Il gesto della donna è qualcosa di più di una consacrazione, è un gesto di amore. Ecco che allora spezza anche lei la propria vita, simboleggiata da questo vaso di alabastro, e unge il capo di Gesù. La donna intuisce l’Amore folle di Gesù e compie un atto esagerato, ma è una risposta alla totalità del dono del Cristo ed egli la raccoglie come un gesto fortissimo e bellissimo (“in tutta la terra verrà raccontato questo episodio”).

Protagonista della scena non è né Gesù né la donna, ma l’alabastro rotto, dal quale esala il preziosissimo profumo.
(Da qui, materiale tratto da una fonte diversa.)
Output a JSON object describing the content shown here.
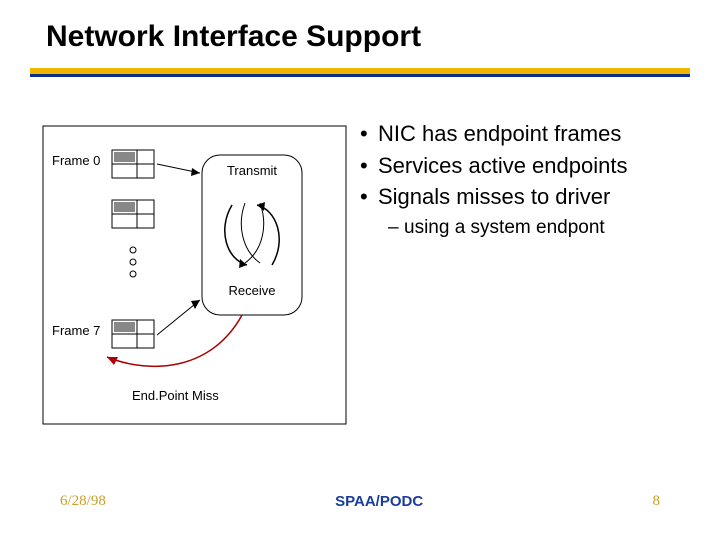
{
  "title": "Network Interface Support",
  "bullets": [
    "NIC has endpoint frames",
    "Services active endpoints",
    "Signals misses to driver"
  ],
  "subbullet": "using a system endpont",
  "diagram": {
    "frame0": "Frame 0",
    "frame7": "Frame 7",
    "transmit": "Transmit",
    "receive": "Receive",
    "miss": "End.Point Miss"
  },
  "footer": {
    "left": "6/28/98",
    "center": "SPAA/PODC",
    "right": "8"
  }
}
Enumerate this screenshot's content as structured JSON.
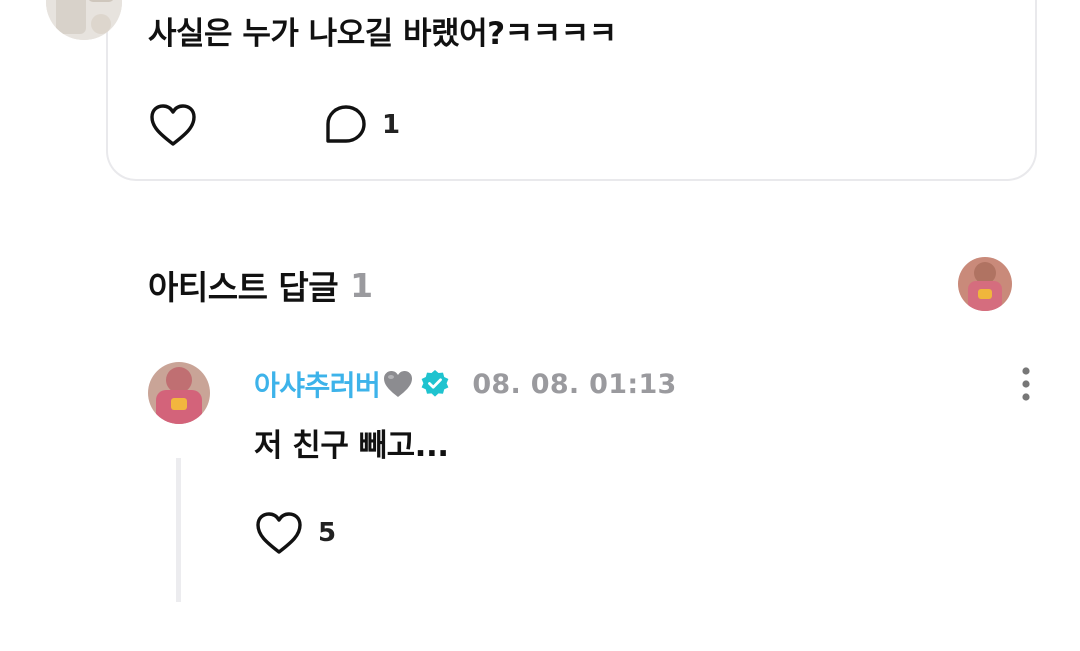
{
  "post": {
    "text": "사실은 누가 나오길 바랬어?ㅋㅋㅋㅋ",
    "comment_count": "1"
  },
  "artist_replies": {
    "title": "아티스트 답글",
    "count": "1"
  },
  "reply": {
    "author": "아샤추러버",
    "time": "08. 08. 01:13",
    "text": "저 친구 빼고...",
    "like_count": "5"
  },
  "colors": {
    "author": "#3db3ea",
    "verified": "#1fc3cf",
    "muted": "#9a9a9e",
    "card_border": "#e9e9ec"
  },
  "icons": [
    "heart-outline-icon",
    "speech-bubble-icon",
    "grey-heart-emoji",
    "verified-badge-icon",
    "more-vertical-icon"
  ]
}
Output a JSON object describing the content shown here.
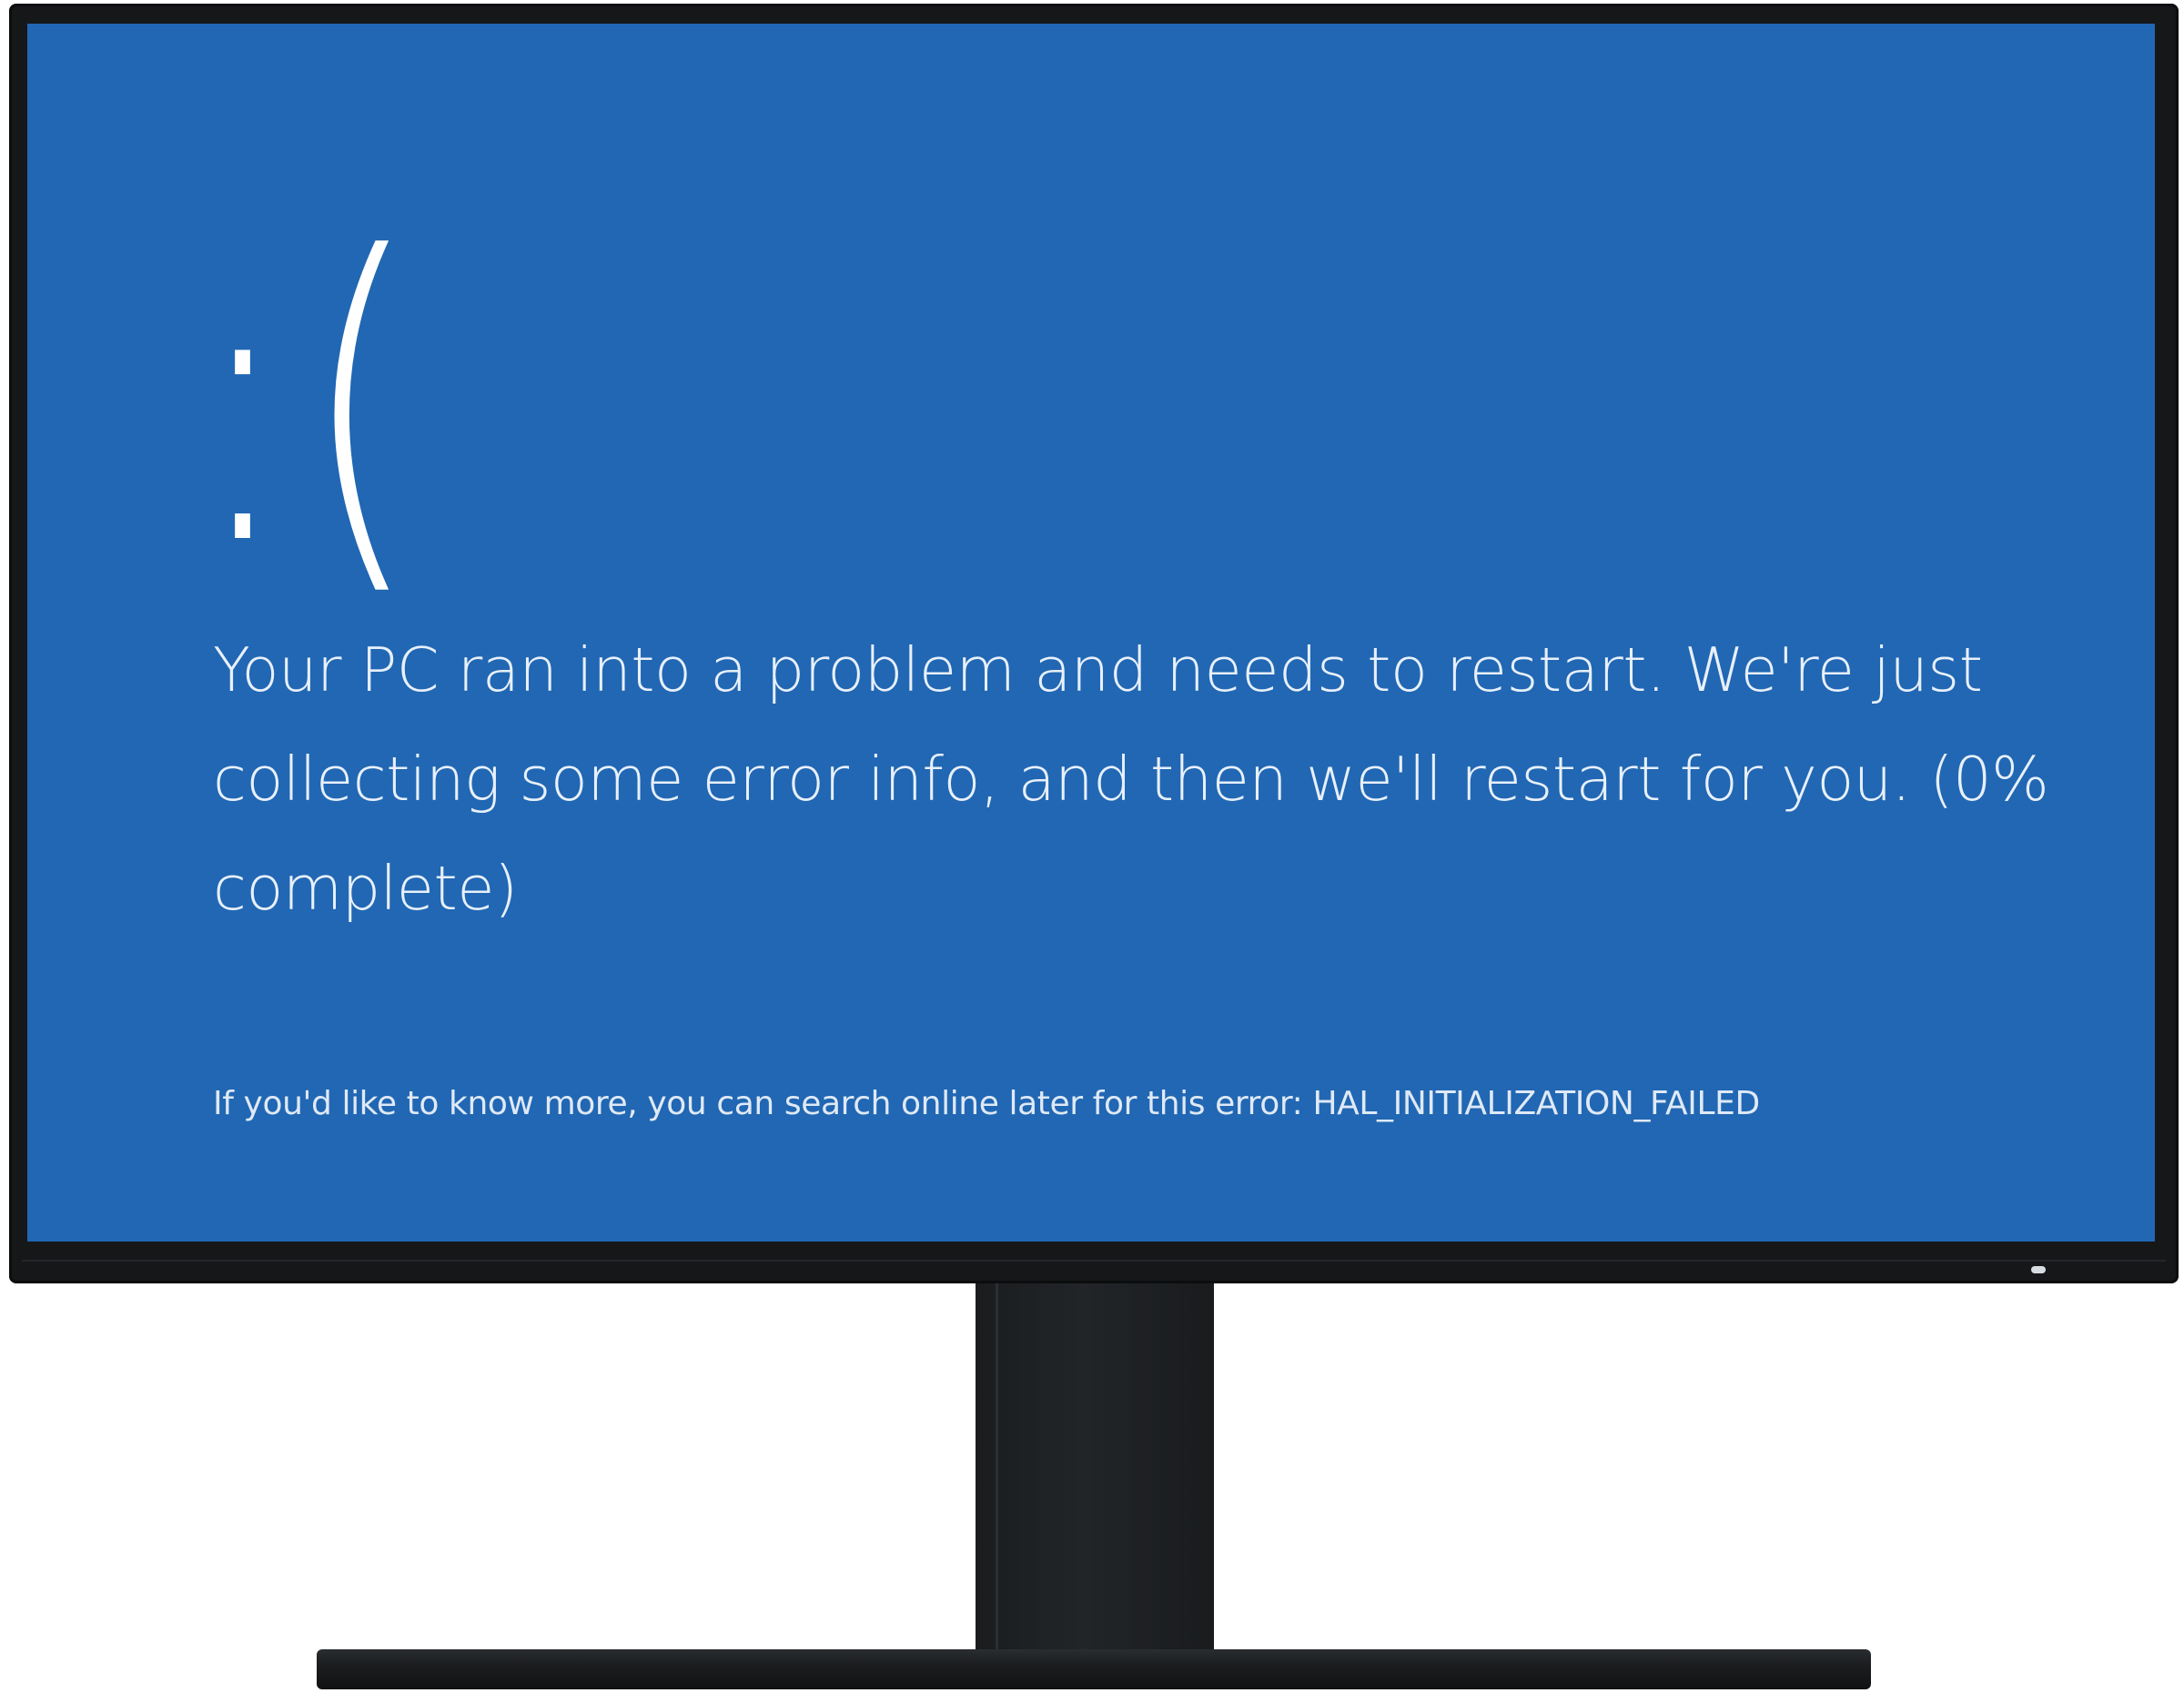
{
  "bsod": {
    "sad_face": ":(",
    "message": "Your PC ran into a problem and needs to restart. We're just collecting some error info, and then we'll restart for you. (0% complete)",
    "more_info": "If you'd like to know more, you can search online later for this error: HAL_INITIALIZATION_FAILED",
    "progress_percent": 0,
    "stop_code": "HAL_INITIALIZATION_FAILED"
  },
  "colors": {
    "screen_background": "#2167b3",
    "text": "#ffffff",
    "monitor_bezel": "#151719"
  }
}
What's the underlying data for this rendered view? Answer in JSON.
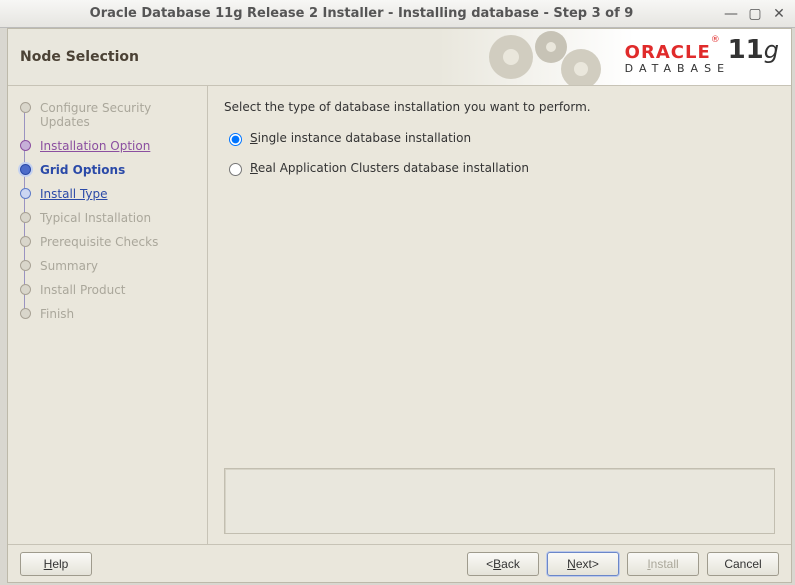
{
  "window": {
    "title": "Oracle Database 11g Release 2 Installer - Installing database - Step 3 of 9"
  },
  "header": {
    "page_title": "Node Selection",
    "brand_word": "ORACLE",
    "brand_sub": "DATABASE",
    "brand_ver_num": "11",
    "brand_ver_g": "g"
  },
  "steps": [
    {
      "label": "Configure Security Updates",
      "state": ""
    },
    {
      "label": "Installation Option",
      "state": "done"
    },
    {
      "label": "Grid Options",
      "state": "current"
    },
    {
      "label": "Install Type",
      "state": "next"
    },
    {
      "label": "Typical Installation",
      "state": ""
    },
    {
      "label": "Prerequisite Checks",
      "state": ""
    },
    {
      "label": "Summary",
      "state": ""
    },
    {
      "label": "Install Product",
      "state": ""
    },
    {
      "label": "Finish",
      "state": ""
    }
  ],
  "content": {
    "instruction": "Select the type of database installation you want to perform.",
    "radios": [
      {
        "mnemonic": "S",
        "rest": "ingle instance database installation",
        "checked": true
      },
      {
        "mnemonic": "R",
        "rest": "eal Application Clusters database installation",
        "checked": false
      }
    ]
  },
  "footer": {
    "help": "Help",
    "back": "Back",
    "next": "Next",
    "install": "Install",
    "cancel": "Cancel"
  }
}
L’evangelista precisa all’inizio che questo profumo di nardo, oltre a essere di gran valore era, letteralmente, “fedele” (pistiké). “Si poteva vendere questo profumo a più di 300 denari”, protestarono alcuni discepoli. Perché c’è questa cifra sproporzionata? E’ ancora una volta nel Cantico dei Cantici che ciò trova un suo significato. Verso la fine di questo sublime poema d’amore possiamo leggere infatti: “Se uno desse tutte le ricchezze della sua casa in cambio dell’amore, non ne avrebbe che dispregio” (8,7).

Gesù prende le difese della donna e poi continua: “Vi assicuro che dovunque verrà proclamata la buona notizia, nel mondo intero, verrà detto cosa ha fatto questa donna, in ricordo di lei”.

La donna, ungendo il capo di Gesù, lo conferma re: Gesù è re, perché è libero di donare la propria vita per amore. Una parte della comunità, quindi, accoglie il messaggio di Gesù fino alle estreme conseguenze di fare della propria vita un dono di amore per gli altri. Gli altri, però, erano indignati con lei, con la donna. C’è una parte della comunità che non accetta il morire: sono quelli che seguono Gesù perché pensano di avere con lui i posti d’onore quando conquisteranno Gerusalemme. E dicono letteralmente: “Perché questa perdita di profumo?”. In questo caso, l’espressione “perdita” (apòleia) rimanda al verbo apòllymi che Gesù ha adoperato nella frase: “Chi vorrà salvare la propria vita, la perderà”(Mc 8,35). Tutto il discorso è sul dono della vita, e anche a questo riguardo è da considerarsi significativo il fatto che il gesto di spezzare l’alabastro sia affidato a una donna: il dare vita e aprire al futuro l’umanità è inscritto nella sua carne.

Gesù vuol far capire che anche il dono della vita, che egli farà non sarà uno spreco; non è una vita che andrà in putrefazione, ma una vita capace di superare la morte. L’effetto della vita è il profumo. Ecco allora il significato profondo dell’unzione da parte di questa donna. Gesù dice infatti: “mi ha unto in vista della mia sepoltura.” Gesù ha chiesto ai suoi di ricordare il profumo per il momento della sua morte, di “conservare il profumo di nardo genuino” (cfr. Gv 12,7) per la sua sepoltura. I discepoli lo dimenticheranno; alla sepoltura porteranno 33 chili di aloe e mirra per “imbalsamare Gesù” e ritardare gli effetti della morte (Cfr. Gv 19,39). I discepoli non hanno creduto che Gesù possedesse in sé una vita capace di superare la morte.

Donare la propria vita non significa, quindi, sprecarla, ma, al contrario, raggiungerla in pienezza, sprigionando tutte le proprie energie vitali, proprio come il nardo sprigiona il suo profumo così intenso da “riempire tutta la casa” (Gv 12,3).